Wenn TPU 8i wirklich 80 Prozent mehr Output pro Dollar liefert, ist das ein Game-Changer für KI-Preise. Erwarte für die nächsten 6 bis 12 Monate:

  • Niedrigere API-Preise bei Gemini, Claude (über Vertex), und großen Inferenz-Anbietern,
  • Mehr Free-Tier-Tokens, weil die Hyperscaler Margen abgeben können,
  • Schnellere Antwortzeiten in Tools wie ChatGPT, Claude.ai, Perplexity – weil weniger Engpass.

EXTRA-TIPP: Termin merken!

Google plant den Roll-out auf der eigenen AI Hypercomputer-Plattform bis Ende 2026. Wenn du KI-Workloads in der Google Cloud betreibst, halte Ausschau nach TPU 8i-Maschinentypen in der Konsole – sobald die in deiner Region auftauchen, lohnt das A/B-Test-Vergleich gegen H100/H200 von Nvidia.
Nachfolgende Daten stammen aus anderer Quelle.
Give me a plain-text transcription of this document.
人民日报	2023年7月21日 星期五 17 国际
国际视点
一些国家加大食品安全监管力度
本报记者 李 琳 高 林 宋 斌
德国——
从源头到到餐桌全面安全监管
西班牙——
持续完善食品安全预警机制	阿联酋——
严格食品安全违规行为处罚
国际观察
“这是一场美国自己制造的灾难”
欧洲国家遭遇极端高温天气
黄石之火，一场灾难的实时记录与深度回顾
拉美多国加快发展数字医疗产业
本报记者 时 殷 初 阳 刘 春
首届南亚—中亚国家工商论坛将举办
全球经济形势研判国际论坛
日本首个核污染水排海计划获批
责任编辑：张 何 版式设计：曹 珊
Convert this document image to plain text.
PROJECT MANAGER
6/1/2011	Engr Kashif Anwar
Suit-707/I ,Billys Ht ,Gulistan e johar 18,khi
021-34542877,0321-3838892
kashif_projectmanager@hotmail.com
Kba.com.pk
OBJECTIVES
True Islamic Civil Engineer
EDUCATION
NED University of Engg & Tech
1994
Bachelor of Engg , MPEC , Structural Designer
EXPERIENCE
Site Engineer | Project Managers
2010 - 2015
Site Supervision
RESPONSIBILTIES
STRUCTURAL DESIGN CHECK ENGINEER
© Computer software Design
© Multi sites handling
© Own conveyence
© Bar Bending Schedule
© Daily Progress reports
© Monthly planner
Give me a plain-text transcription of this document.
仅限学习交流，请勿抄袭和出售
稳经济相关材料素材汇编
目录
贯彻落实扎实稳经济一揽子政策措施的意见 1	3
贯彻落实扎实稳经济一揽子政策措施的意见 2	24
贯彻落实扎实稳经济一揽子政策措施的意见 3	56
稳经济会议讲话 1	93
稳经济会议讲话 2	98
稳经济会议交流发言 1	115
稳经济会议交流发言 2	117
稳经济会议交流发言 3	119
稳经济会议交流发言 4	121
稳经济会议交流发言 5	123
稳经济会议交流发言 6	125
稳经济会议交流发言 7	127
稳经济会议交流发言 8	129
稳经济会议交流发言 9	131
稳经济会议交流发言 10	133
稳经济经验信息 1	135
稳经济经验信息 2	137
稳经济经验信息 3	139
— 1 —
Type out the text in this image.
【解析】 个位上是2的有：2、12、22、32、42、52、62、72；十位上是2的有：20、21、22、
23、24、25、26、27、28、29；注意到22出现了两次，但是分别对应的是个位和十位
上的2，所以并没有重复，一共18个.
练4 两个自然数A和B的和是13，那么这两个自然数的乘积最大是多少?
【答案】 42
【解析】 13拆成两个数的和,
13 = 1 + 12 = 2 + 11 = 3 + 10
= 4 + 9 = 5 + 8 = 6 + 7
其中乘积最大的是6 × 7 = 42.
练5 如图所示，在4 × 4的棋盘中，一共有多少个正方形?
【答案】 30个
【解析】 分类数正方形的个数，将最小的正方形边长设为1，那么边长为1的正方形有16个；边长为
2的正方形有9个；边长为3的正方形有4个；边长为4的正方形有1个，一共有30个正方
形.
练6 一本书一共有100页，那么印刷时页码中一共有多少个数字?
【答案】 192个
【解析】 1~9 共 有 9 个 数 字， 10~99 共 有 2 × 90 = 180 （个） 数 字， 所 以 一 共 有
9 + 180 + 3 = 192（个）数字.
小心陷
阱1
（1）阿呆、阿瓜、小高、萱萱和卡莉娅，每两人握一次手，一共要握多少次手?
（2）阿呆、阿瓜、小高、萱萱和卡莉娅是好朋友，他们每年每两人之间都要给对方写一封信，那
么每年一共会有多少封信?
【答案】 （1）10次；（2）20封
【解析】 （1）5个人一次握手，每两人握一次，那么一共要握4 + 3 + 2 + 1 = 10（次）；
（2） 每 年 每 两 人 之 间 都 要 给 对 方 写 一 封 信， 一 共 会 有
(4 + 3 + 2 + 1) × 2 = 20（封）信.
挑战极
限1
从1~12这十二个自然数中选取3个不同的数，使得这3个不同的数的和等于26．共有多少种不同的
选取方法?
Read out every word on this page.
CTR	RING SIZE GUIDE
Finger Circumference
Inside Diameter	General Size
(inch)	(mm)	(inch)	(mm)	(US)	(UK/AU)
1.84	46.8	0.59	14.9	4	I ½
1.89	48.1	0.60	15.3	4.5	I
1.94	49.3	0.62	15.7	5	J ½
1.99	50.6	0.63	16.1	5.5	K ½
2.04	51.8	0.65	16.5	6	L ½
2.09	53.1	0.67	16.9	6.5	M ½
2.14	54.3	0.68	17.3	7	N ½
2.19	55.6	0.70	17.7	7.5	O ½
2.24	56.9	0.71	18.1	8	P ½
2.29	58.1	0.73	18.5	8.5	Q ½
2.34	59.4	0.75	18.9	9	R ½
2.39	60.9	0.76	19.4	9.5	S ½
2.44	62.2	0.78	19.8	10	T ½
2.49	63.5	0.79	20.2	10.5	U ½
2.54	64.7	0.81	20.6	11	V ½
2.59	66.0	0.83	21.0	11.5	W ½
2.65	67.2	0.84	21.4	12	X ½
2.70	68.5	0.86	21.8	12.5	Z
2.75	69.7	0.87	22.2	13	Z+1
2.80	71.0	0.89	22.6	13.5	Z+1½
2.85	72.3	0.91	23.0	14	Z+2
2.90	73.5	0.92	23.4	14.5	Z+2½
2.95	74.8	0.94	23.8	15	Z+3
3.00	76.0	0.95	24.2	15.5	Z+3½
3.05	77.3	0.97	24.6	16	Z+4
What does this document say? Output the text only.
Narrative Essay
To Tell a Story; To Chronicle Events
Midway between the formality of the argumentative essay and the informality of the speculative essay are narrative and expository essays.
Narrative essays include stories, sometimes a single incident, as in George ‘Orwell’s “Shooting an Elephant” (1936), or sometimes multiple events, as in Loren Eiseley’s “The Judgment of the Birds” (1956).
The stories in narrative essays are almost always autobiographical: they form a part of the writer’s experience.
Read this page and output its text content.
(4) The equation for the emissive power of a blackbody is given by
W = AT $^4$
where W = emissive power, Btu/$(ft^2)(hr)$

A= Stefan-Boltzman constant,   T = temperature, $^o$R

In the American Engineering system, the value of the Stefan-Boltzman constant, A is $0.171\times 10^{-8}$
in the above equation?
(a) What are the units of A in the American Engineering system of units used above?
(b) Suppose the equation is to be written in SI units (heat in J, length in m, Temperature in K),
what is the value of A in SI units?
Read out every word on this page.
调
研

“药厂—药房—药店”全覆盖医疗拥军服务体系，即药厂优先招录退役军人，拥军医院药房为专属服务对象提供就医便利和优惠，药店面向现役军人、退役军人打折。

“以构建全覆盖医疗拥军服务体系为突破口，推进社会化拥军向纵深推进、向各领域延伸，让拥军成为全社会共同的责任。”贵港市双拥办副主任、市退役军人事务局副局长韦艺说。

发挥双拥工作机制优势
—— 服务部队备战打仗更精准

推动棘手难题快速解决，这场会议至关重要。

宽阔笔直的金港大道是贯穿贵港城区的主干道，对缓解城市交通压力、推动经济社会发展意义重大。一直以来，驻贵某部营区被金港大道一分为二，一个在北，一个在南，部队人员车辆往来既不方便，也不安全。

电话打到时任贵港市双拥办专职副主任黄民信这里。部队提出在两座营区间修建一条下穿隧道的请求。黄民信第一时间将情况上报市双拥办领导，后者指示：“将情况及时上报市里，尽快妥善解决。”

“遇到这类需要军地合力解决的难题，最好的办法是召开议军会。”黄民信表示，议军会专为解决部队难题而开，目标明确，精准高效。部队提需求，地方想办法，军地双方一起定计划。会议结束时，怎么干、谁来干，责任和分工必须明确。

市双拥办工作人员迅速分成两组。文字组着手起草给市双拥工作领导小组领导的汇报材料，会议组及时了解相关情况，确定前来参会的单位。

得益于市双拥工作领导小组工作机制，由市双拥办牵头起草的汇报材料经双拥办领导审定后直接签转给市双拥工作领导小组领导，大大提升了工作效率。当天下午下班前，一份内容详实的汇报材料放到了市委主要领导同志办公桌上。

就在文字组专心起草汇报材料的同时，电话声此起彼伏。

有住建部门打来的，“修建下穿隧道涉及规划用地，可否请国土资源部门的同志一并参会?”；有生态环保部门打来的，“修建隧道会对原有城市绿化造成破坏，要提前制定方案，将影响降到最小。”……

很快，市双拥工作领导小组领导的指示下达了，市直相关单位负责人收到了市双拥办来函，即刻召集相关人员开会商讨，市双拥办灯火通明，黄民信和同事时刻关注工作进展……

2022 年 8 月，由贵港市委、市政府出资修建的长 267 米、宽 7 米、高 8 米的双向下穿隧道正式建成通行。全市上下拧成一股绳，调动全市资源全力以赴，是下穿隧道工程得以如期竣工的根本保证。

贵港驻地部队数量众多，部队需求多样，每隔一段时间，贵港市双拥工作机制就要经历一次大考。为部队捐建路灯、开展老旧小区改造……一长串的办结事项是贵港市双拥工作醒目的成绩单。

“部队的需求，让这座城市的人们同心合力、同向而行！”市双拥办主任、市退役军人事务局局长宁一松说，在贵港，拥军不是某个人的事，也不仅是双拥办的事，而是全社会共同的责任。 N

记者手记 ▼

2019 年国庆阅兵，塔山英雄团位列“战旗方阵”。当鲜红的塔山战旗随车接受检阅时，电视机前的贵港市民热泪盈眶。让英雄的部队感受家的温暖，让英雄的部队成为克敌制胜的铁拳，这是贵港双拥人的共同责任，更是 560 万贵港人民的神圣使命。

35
FAZIT: Nvidia bekommt Schweißperlen!

Mit TPU 8t und 8i greift Google nicht mehr nur eigene Workloads ab – das Unternehmen macht aggressive Preise für externe Kunden möglich. Nvidia hat zwar noch das CUDA-Ökosystem als Schutzschild, aber wenn Hyperscaler reihenweise auf TPUs umsteigen, wird das Schwarmverhalten zum Problem. Du gewinnst auf jeden Fall: Mehr KI für weniger Geld, schneller verfügbar, und mit weniger Lieferengpässen. So wünscht man sich Wettbewerb.

EXTRA-Bonus: Wer sind die Konkurrenten?

Nvidia hat die H200 aktuell im Programm, dazu kommt die Blackwell-Generation (B200, GB200). Beide laufen über CUDA und sind in praktisch jedem KI-Stack verbaut. AMDs MI300X bietet ähnliche Leistung zu spürbar niedrigerem Preis und gewinnt langsam an Boden. Was Google-TPUs unterscheidet: sie sind nur über die Google Cloud zugänglich, du kaufst keinen Chip in den Schrank. Das ist Vor- und Nachteil zugleich: Du musst Google vertrauen, kannst aber sofort skalieren, ohne Hardware zu beschaffen. Für viele AI-Startups ist das genau der Deal-Breaker, der für Google spricht.